Michael Keaton walked away from the Batman franchise after director Tim Burton was replaced. Shannon Finney/Getty Images
Before the MCU or even Sam Raimi’s Spider-Man films, the first Batman movie—directed by Tim Burton and starring Michael Keaton as the Caped Crusader—was the dominant force in the superhero genre. In 1992, the duo came back for Batman Returns, which was another financial success (though it didn’t make quite as much money as the 1989 original). But when director Joel Schumacher took over for 1995’s Batman Forever, Keaton opted to walk away from the franchise. Now that enough time has passed, the actor is talking a bit more openly about why he decided to leave Bruce Wayne behind.
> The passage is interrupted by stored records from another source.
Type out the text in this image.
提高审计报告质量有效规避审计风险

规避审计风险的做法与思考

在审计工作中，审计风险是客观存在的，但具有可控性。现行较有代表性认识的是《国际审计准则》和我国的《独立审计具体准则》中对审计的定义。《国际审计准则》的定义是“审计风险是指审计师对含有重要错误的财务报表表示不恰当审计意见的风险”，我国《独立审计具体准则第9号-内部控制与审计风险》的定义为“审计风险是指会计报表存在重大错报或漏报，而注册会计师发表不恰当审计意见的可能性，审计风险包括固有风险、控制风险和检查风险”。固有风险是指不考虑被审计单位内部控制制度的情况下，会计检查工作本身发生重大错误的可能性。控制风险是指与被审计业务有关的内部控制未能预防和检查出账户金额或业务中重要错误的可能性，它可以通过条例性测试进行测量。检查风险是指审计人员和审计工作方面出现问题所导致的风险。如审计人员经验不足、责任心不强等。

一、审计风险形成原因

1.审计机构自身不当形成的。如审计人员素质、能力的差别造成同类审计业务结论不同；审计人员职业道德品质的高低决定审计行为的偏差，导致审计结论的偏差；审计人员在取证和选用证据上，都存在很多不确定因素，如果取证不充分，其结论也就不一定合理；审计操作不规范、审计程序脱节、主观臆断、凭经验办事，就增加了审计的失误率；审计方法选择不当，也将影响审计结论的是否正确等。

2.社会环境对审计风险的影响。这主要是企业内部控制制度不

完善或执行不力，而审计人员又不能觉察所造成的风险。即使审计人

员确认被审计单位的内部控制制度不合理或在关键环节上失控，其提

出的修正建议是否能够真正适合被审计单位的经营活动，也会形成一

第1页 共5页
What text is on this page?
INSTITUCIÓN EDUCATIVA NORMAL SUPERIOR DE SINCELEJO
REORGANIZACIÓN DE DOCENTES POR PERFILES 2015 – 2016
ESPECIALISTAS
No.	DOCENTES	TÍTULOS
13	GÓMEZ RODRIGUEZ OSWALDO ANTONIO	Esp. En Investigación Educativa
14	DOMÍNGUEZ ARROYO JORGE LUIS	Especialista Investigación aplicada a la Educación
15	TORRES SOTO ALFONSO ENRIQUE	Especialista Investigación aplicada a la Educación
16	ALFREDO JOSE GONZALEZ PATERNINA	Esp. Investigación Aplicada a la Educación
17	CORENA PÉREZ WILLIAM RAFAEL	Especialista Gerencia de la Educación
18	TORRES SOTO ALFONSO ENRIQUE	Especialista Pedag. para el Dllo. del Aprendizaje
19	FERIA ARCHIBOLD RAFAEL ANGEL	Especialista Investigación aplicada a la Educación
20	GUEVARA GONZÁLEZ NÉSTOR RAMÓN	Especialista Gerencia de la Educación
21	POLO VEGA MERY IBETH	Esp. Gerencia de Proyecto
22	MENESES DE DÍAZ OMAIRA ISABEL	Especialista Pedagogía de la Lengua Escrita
Michael Keaton turned down Batman Forever over creative differences
Keaton recently talked in detail about his decision to turn down Batman Forever on the Backstage podcast. To Keaton, it all came back to his understanding of the character.
“It was always Bruce Wayne. It was never Batman,” Keaton said. “To me, I know the name of the movie is Batman, and it’s hugely iconic and very cool and cultural iconic and because of Tim Burton, artistically iconic, [but] I knew from the get-go it was Bruce Wayne. That was the secret. I never talked about it. [Everyone would say] Batman, Batman, Batman does this, and I kept thinking to myself, ‘Y’all are thinking wrong here.’ [It’s all about] Bruce Wayne. What kind of person does that?… Who becomes that?”
This clashed with the vision of Joel Schumacher, who wanted to go in a more comic book-ish direction. It marked a large departure from the darker noir tones evoked by Tim Burton’s two films. “And then when the director who directed the third one, I said, ‘I just can’t do it,’” Keaton remembered. “And one of the reasons I couldn’t do it was—and you know, he’s a nice enough man, he’s passed away, so I wouldn’t speak ill of him even if he were alive—he, at one point, after more than a couple of meetings where I kept trying to rationalize doing it and hopefully talking him into saying, ‘I think we don’t want to go in this direction, I think we should go in this direction.’ And he wasn’t going to budge.
“But I remember one of the things that I walked away going, ‘Oh boy, I can’t do this,’” Keaton continued. “He asked me, ‘I don’t understand why everything has to be so dark and everything so sad,’ and I went, ‘Wait a minute, do you know how this guy got to be Batman? Have you read… I mean, it’s pretty simple.’”
Keaton stuck to his guns, and in the end, it only made his take on the character all the more iconic. And now, 30 years later, he’s returning to the role in The Flash this November.